Now, here I am, Decades later, living about 200 miles south of that old farm in Missouri, still in the Ozark Mountains, and still keeping an ear to the radio for Tornado Warnings!   I don't have a storm shelter here at this house, and would probably not get into it anyway (since I'm still afraid of spiders...,) and have weathered a couple of Tornadoes here in Arkansas. 
 
I'd still rather live in an area with the occasional Tornado, than live where the Earth Shakes or Hurricanes level or Blizzards Blast...... 
 
Thanks, Pikes, for inadvertantly leading me down Memory Lane..... 
 

Reply
 Message 33 of 34 in Discussion 
From: MSN Nickname_XerSent: 11/18/2008 2:41 AM
Shaking ground ain't as likely to kill me as a tornado. This far north, our ground shakers can't even begin to compare with the ones in Cali-forn-i-a-o. I like here very much. After having seen most of the Continental US, by the age of twenty-one, I decided I'd make the Pacific Northwest my home for life. Have never regretted it for one single minute! After a couple of years, you hardly even notice the omnipresent rain. You even get used to the moss and mildew after a while... and the webbing between fingers and toes is hardly even noticeable at first. After a while, you forget what it was even like to not have it! No, you can keep them tornadoes, thank you very much.

Reply
 Message 34 of 34 in Discussion 
From: MSN Nickname_XerSent: 11/18/2008 2:58 AM
Oh, Pikes, about your wife. Sorry, bud. Sounds like you married down.
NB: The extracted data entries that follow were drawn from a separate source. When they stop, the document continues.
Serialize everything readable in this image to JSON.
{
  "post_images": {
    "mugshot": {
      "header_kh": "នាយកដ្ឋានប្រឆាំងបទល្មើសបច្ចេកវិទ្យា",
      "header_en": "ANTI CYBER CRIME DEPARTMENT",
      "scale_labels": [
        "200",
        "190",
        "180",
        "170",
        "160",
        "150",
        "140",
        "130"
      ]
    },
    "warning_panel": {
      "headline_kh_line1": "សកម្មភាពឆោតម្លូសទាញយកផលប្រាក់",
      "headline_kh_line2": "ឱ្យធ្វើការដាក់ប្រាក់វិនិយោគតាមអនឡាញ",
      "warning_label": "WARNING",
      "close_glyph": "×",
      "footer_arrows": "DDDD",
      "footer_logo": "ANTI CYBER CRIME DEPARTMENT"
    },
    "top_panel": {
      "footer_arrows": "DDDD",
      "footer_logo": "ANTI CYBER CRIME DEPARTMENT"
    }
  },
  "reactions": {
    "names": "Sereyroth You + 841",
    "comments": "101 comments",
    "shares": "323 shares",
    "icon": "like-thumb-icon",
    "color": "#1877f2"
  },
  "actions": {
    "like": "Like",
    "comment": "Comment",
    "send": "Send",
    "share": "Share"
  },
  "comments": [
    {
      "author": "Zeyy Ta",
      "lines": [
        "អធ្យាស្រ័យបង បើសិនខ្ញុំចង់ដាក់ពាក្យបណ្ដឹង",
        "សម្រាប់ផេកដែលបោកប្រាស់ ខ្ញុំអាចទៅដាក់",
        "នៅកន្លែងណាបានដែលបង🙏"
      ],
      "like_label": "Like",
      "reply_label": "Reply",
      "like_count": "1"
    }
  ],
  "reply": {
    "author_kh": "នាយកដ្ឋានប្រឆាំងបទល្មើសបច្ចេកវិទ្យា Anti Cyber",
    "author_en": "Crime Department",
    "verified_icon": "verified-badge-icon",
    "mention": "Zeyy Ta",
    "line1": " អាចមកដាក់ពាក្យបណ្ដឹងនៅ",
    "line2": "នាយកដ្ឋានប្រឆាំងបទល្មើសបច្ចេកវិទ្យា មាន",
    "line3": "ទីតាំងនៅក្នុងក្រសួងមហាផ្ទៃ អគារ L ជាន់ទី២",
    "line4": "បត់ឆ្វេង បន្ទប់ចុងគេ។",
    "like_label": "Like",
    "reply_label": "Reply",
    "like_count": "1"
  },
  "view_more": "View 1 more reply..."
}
When I met my wife, who was beautiful and talented, both those attributes came behind her brilliant mind when I started thinking about marriage. Physical beauty passes with time, but a mind, if active, remains long after. I am so happy to have met this woman! To have such a mind for casual conversation with is an incredible blessing. One I enjoy every day we have together. I can't imagine life without her. Who could I possibly feel comfortable talking with every day?